The first scene of La Haine is one where a molotov cocktail (we shall not be detained by thinking of Molotov – from the Russian molot, “hammer” – and the importance of his name for that preferred weapon for the confrontation of the street, first of all by the Finns, borrowing the technique from Spain, but adding the name from the Commissar. Later, the symbol of Paris 68). Fast forward to 2005: some say the ‘riots’ were not noticed for the first few days by Parisians because they have become so used to thinking that burning cars are a normal part of suburban life, they just went about their business, sipping their cocktails with elegant poise. Sipping café-au-latte in the cafes along the boulevards of course is an easy image to lampoon in this context. And the mention of Boulevards should alert us to something of a wider importance.

Before going down that road, let me interrupt, however, to read the text provided to pave the way for this talk. It is from Rogues, Derrida Chapter 5….


2 thoughts on “Derrida's Lumps

  1. “On October 27th, Bouna and Zied died of electrical burns when they fled from the police. Riots broke out in Clichy-sous-Bois and other housing estates across France. This is the first time since May 1968 that there has been urban violence of this magnitude; it is also the first time that young people from the neighbourhoods have risen up together, realizing that they share a common fate. This fate can be summed up as having no future but unemployment, low-income housing, daily humiliation and police racism, a ghetto culture that makes us outcasts, but which on a certain level is also a source of pride, because it’s ours”

  2. Not sure Derrida was thinking as generously as he once used to here… [Though its also probably a mistake to think that Marx’s comments on the Lumpen were so negative]:Here is JD’s list:‘The word voyou has an essential relation with the voie, the way, with the urban roadways [voire], the roadways of the city or the polis, and thus with the street [rue], the waywardness [dévoiement] of the voyou consisting in making ill use of the street, in corrupting the street or loitering in the streets, in “roaming the streets”, as we say in a strangely transitive formulation … Today the voyou sometimes roams the roadways [voies] and the highways [voiries] in a car [voiture], that is, when he or she is not stealing it or setting it on fire’ (Derrida 2005:65). and:‘Voyoucracy is a corrupt and corrupting power of the street, an illegal and outlaw power that brings together into a voyoucratic regime, and thus into an organised and more or less clandestine form, into a virtual state, all those who represent a principle of disorder … a threat against public order … This milieu, this environment, this world unto itself, gathers into a network all the people of the crime world or underworld, all the singular voyous.
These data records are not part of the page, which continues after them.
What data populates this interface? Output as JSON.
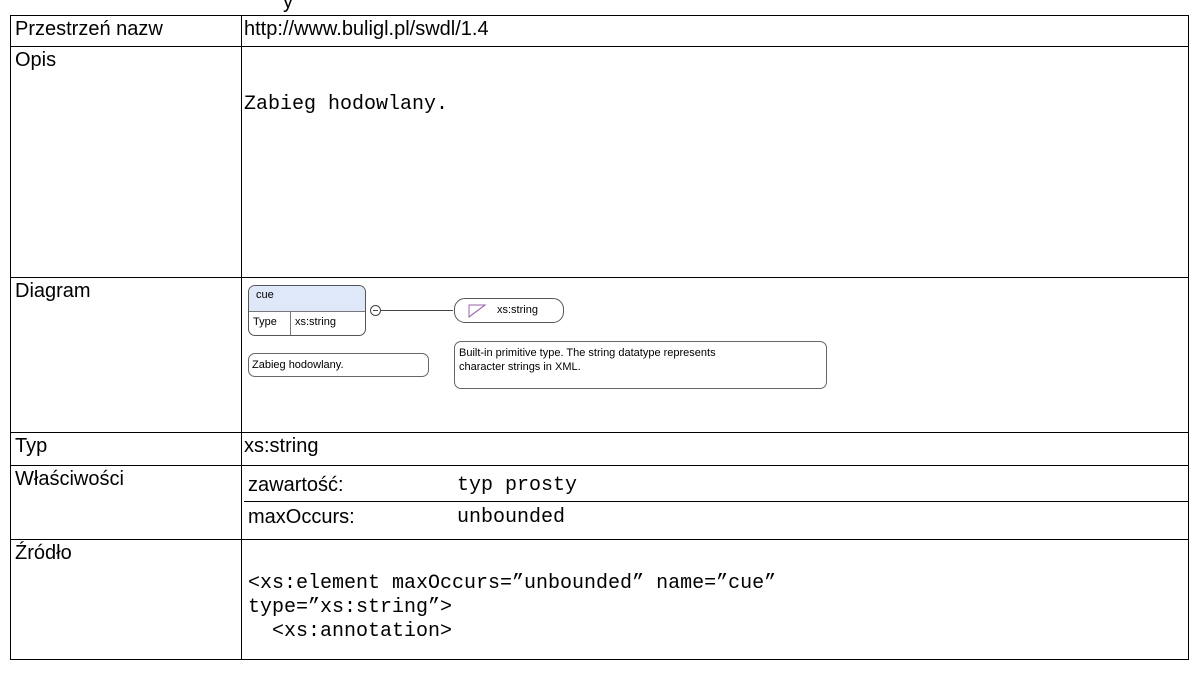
{
  "header": {
    "title": "y"
  },
  "rows": {
    "namespace": {
      "label": "Przestrzeń nazw",
      "value": "http://www.buligl.pl/swdl/1.4"
    },
    "description": {
      "label": "Opis",
      "value": "Zabieg hodowlany."
    },
    "diagram": {
      "label": "Diagram",
      "element_name": "cue",
      "type_key": "Type",
      "type_value": "xs:string",
      "element_annotation": "Zabieg hodowlany.",
      "type_node": "xs:string",
      "type_annotation_line1": "Built-in primitive type. The string datatype represents",
      "type_annotation_line2": "character strings in XML."
    },
    "type": {
      "label": "Typ",
      "value": "xs:string"
    },
    "properties": {
      "label": "Właściwości",
      "items": [
        {
          "key": "zawartość:",
          "value": "typ prosty"
        },
        {
          "key": "maxOccurs:",
          "value": "unbounded"
        }
      ]
    },
    "source": {
      "label": "Źródło",
      "lines": [
        "<xs:element maxOccurs=”unbounded” name=”cue”",
        "type=”xs:string”>",
        "  <xs:annotation>"
      ]
    }
  },
  "icons": {
    "diagram_type_icon": "simple-type-icon",
    "connector": "sequence-connector-icon"
  }
}
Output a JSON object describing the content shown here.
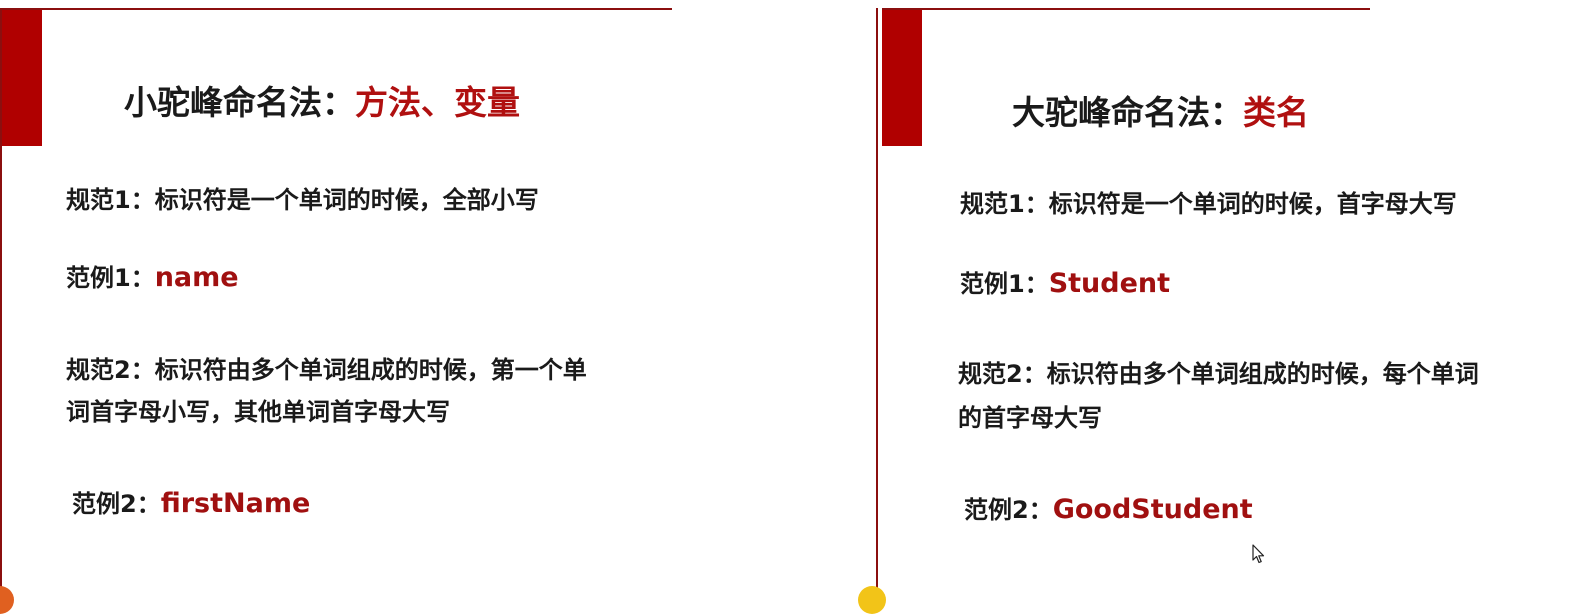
{
  "left": {
    "title_main": "小驼峰命名法：",
    "title_highlight": "方法、变量",
    "rule1": "规范1：标识符是一个单词的时候，全部小写",
    "example1_label": "范例1：",
    "example1_value": "name",
    "rule2_line1": "规范2：标识符由多个单词组成的时候，第一个单",
    "rule2_line2": "词首字母小写，其他单词首字母大写",
    "example2_label": "范例2：",
    "example2_value": "firstName"
  },
  "right": {
    "title_main": "大驼峰命名法：",
    "title_highlight": "类名",
    "rule1": "规范1：标识符是一个单词的时候，首字母大写",
    "example1_label": "范例1：",
    "example1_value": "Student",
    "rule2_line1": "规范2：标识符由多个单词组成的时候，每个单词",
    "rule2_line2": "的首字母大写",
    "example2_label": "范例2：",
    "example2_value": "GoodStudent"
  },
  "colors": {
    "accent": "#b00000",
    "highlight_text": "#b01010",
    "rule_line": "#8b0f0f"
  },
  "icons": [
    "mouse-pointer-icon"
  ]
}
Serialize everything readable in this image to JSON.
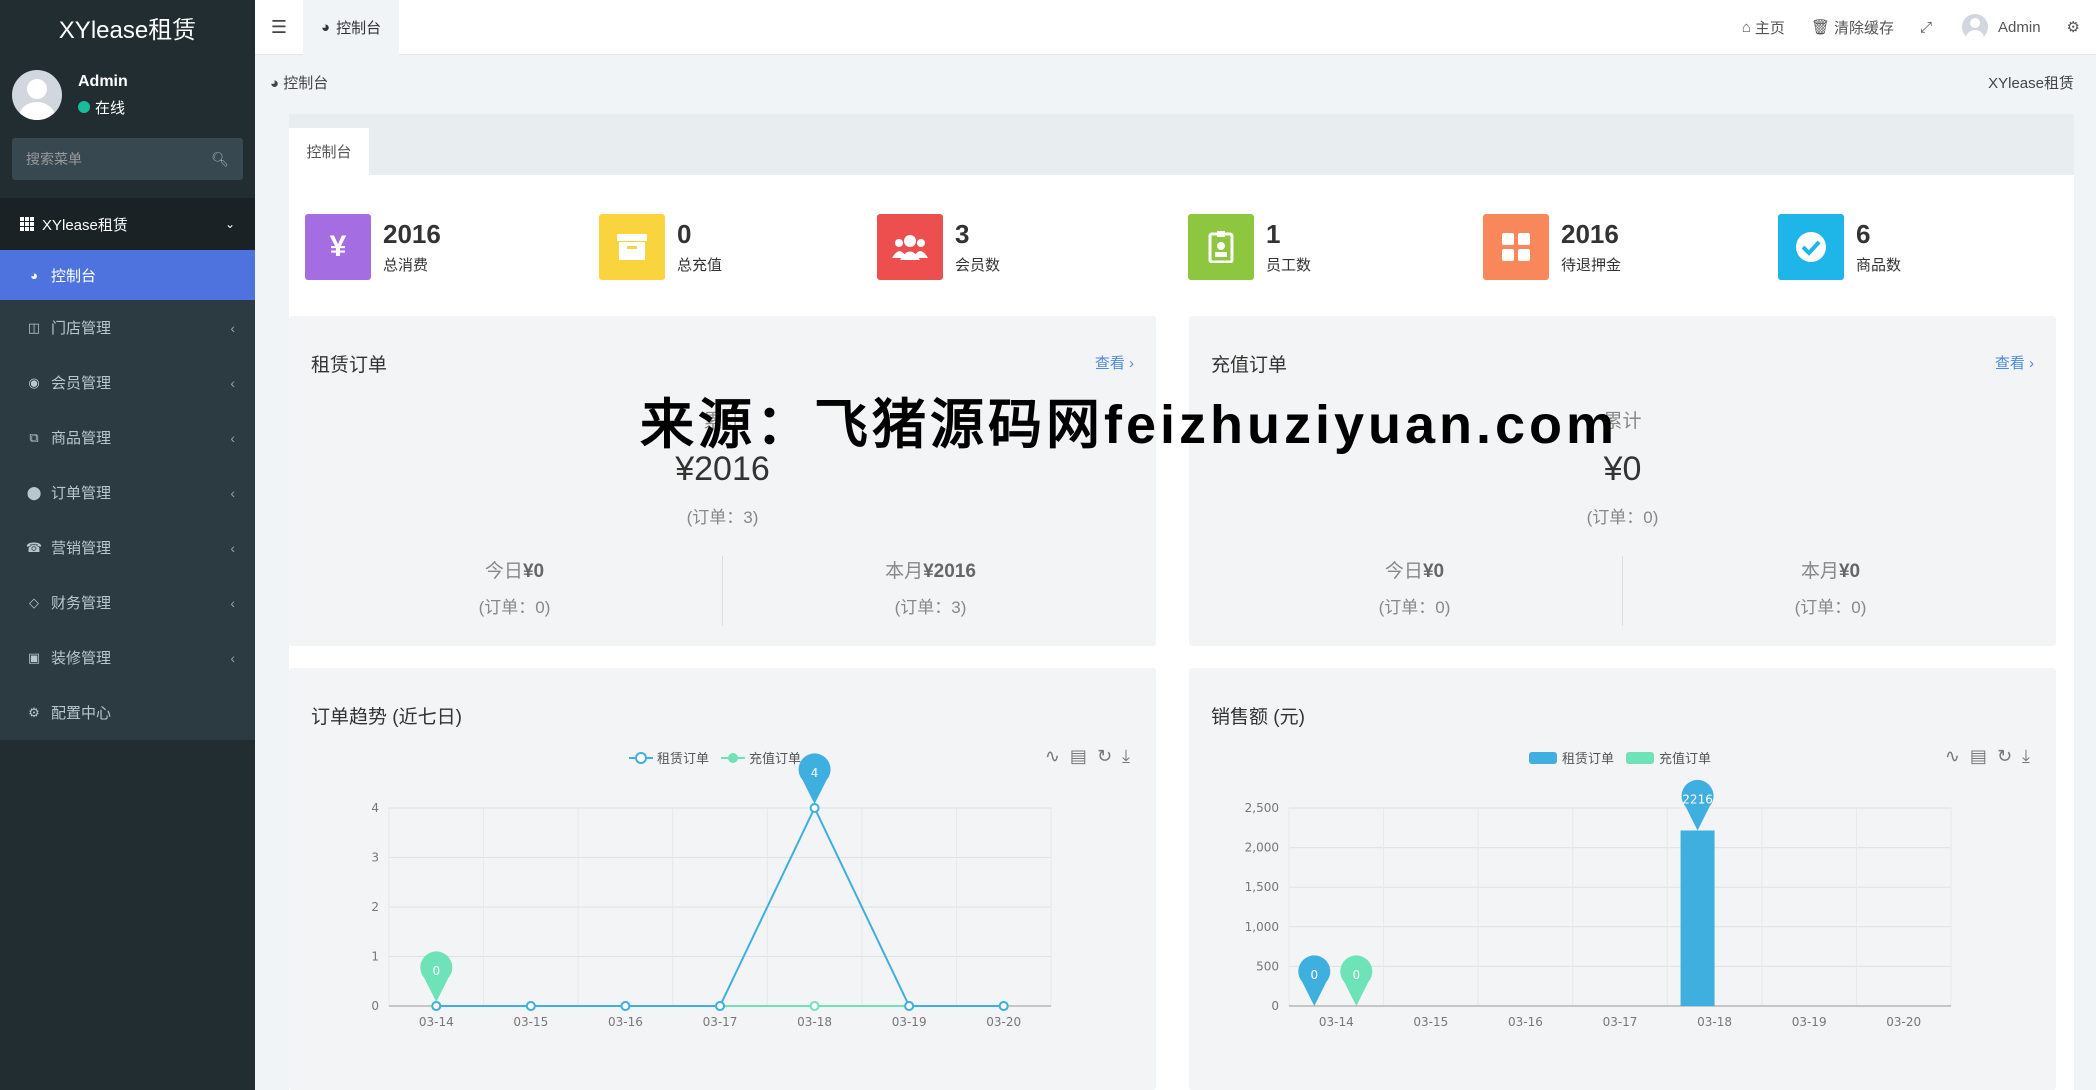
{
  "app": {
    "logo": "XYlease租赁"
  },
  "user": {
    "name": "Admin",
    "status": "在线"
  },
  "search": {
    "placeholder": "搜索菜单"
  },
  "sidebar": {
    "header": "XYlease租赁",
    "items": [
      {
        "label": "控制台",
        "active": true
      },
      {
        "label": "门店管理"
      },
      {
        "label": "会员管理"
      },
      {
        "label": "商品管理"
      },
      {
        "label": "订单管理"
      },
      {
        "label": "营销管理"
      },
      {
        "label": "财务管理"
      },
      {
        "label": "装修管理"
      },
      {
        "label": "配置中心"
      }
    ]
  },
  "topbar": {
    "tab": "控制台",
    "home": "主页",
    "clear_cache": "清除缓存",
    "user": "Admin"
  },
  "breadcrumb": {
    "current": "控制台",
    "site": "XYlease租赁"
  },
  "panel": {
    "tab": "控制台"
  },
  "stats": [
    {
      "value": "2016",
      "label": "总消费",
      "color": "#a56de2",
      "icon": "yen-icon"
    },
    {
      "value": "0",
      "label": "总充值",
      "color": "#f9d43f",
      "icon": "archive-icon"
    },
    {
      "value": "3",
      "label": "会员数",
      "color": "#ed4e4e",
      "icon": "users-icon"
    },
    {
      "value": "1",
      "label": "员工数",
      "color": "#8dc63f",
      "icon": "badge-icon"
    },
    {
      "value": "2016",
      "label": "待退押金",
      "color": "#f8875c",
      "icon": "grid-icon"
    },
    {
      "value": "6",
      "label": "商品数",
      "color": "#1eb6e8",
      "icon": "check-icon"
    }
  ],
  "lease_card": {
    "title": "租赁订单",
    "link": "查看 ›",
    "subtitle": "累计",
    "total": "¥2016",
    "orders": "(订单：3)",
    "today_label": "今日",
    "today_value": "¥0",
    "today_orders": "(订单：0)",
    "month_label": "本月",
    "month_value": "¥2016",
    "month_orders": "(订单：3)"
  },
  "recharge_card": {
    "title": "充值订单",
    "link": "查看 ›",
    "subtitle": "累计",
    "total": "¥0",
    "orders": "(订单：0)",
    "today_label": "今日",
    "today_value": "¥0",
    "today_orders": "(订单：0)",
    "month_label": "本月",
    "month_value": "¥0",
    "month_orders": "(订单：0)"
  },
  "trend_card": {
    "title": "订单趋势 (近七日)"
  },
  "sales_card": {
    "title": "销售额 (元)"
  },
  "watermark_text": "来源：飞猪源码网feizhuziyuan.com",
  "colors": {
    "accent": "#4e73df",
    "lease": "#3fafe0",
    "recharge": "#6ee3b8"
  },
  "chart_data": [
    {
      "type": "line",
      "title": "订单趋势 (近七日)",
      "categories": [
        "03-14",
        "03-15",
        "03-16",
        "03-17",
        "03-18",
        "03-19",
        "03-20"
      ],
      "series": [
        {
          "name": "租赁订单",
          "values": [
            0,
            0,
            0,
            0,
            4,
            0,
            0
          ]
        },
        {
          "name": "充值订单",
          "values": [
            0,
            0,
            0,
            0,
            0,
            0,
            0
          ]
        }
      ],
      "ylim": [
        0,
        4
      ],
      "yticks": [
        0,
        1,
        2,
        3,
        4
      ],
      "markers": [
        {
          "series": "租赁订单",
          "index": 4,
          "label": "4"
        },
        {
          "series": "充值订单",
          "index": 0,
          "label": "0"
        }
      ],
      "legend": "top-center"
    },
    {
      "type": "bar",
      "title": "销售额 (元)",
      "categories": [
        "03-14",
        "03-15",
        "03-16",
        "03-17",
        "03-18",
        "03-19",
        "03-20"
      ],
      "series": [
        {
          "name": "租赁订单",
          "values": [
            0,
            0,
            0,
            0,
            2216,
            0,
            0
          ]
        },
        {
          "name": "充值订单",
          "values": [
            0,
            0,
            0,
            0,
            0,
            0,
            0
          ]
        }
      ],
      "ylim": [
        0,
        2500
      ],
      "yticks": [
        "0",
        "500",
        "1,000",
        "1,500",
        "2,000",
        "2,500"
      ],
      "markers": [
        {
          "series": "租赁订单",
          "index": 0,
          "label": "0"
        },
        {
          "series": "充值订单",
          "index": 0,
          "label": "0"
        },
        {
          "series": "租赁订单",
          "index": 4,
          "label": "2216"
        }
      ],
      "legend": "top-center"
    }
  ]
}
All individuals of questionable morals and dubious character whom decent, law-abiding people would like to combat and exclude under a series of more or less synonymous names: big man, bad boy, player … rascal … good-for-nothing, ruffian, villain, crook, thug, gangster, shyster … scoundrel, miscreant, hoodlum, hooligan … one would also say today banger [loulou], gangbanger [loubard], sometimes even outside the inner city, in the suburbs, the suburban punk [loubard des banlieues]’ (Derrida 2005:66).